Dr. Vitaly Shmatikov

(University of Texas, Austin)

"Building Privacy-Preserving Systems: What Works, What Doesn't, and What Is To Be Done"

(Vortrag im Rahmen der "Distinguished Lecture Series" des "Max Planck Instituts für Software-Systeme")

Every time you touch a computer, you leave a trace. Sensitive information about you can be found in the remnants of visited websites and voice-over-IP conversations on your machine;
in the allegedly "de-identified" data about your purchases, preferences, and social relationships collected by advertisers and marketers; and, in the not-too-distant future, in the video and audio feeds gathered by sensor-based applications on mobile phones, gaming devices, and household robots.
This talk will describe several research systems developed at UT Austin that aim to provide precise privacy guarantees for individual users. These include (1) the Airavat system for differentially private data analysis, (2) the "Eternal Sunshine of the Spotless Machine" system that runs full-system applications in private sessions and then erases all memories of their execution from the host, and (3) "A Scanner Darkly" system that adds a privacy protection layer to popular vision and image processing libraries, preserving the functionality of sensor-based applications but preventing them from collecting raw images of their users.

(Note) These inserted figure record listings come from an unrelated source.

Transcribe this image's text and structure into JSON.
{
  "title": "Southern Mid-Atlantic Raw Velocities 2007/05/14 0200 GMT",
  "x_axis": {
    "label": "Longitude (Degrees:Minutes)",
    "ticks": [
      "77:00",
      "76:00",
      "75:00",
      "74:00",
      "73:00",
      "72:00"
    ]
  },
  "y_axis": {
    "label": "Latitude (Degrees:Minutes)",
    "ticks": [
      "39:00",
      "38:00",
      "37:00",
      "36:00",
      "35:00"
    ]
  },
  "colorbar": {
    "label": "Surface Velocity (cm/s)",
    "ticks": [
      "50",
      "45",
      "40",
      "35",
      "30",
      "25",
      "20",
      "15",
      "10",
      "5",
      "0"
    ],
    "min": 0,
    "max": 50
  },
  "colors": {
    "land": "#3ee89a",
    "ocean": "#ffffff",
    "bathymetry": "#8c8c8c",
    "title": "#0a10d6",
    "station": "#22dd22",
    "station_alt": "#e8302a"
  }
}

Bio: Vitaly Shmatikov is a faculty member at the University of Texas at Austin, where he works on computer security and privacy. After getting his PhD from Stanford and before joining UT, he worked at SRI on formal methods for analyzing security protocols.

Zeit: Donnerstag, 17.01.2013, 11.00 Uhr
Ort: MPI-SWS Gebäude Kaiserslautern 49, Raum 206
Hinweis: Der Vortrag wird live zum MPI-SWS Gebäude Saarbrücken, Wartburg, 5. Etage übertragen.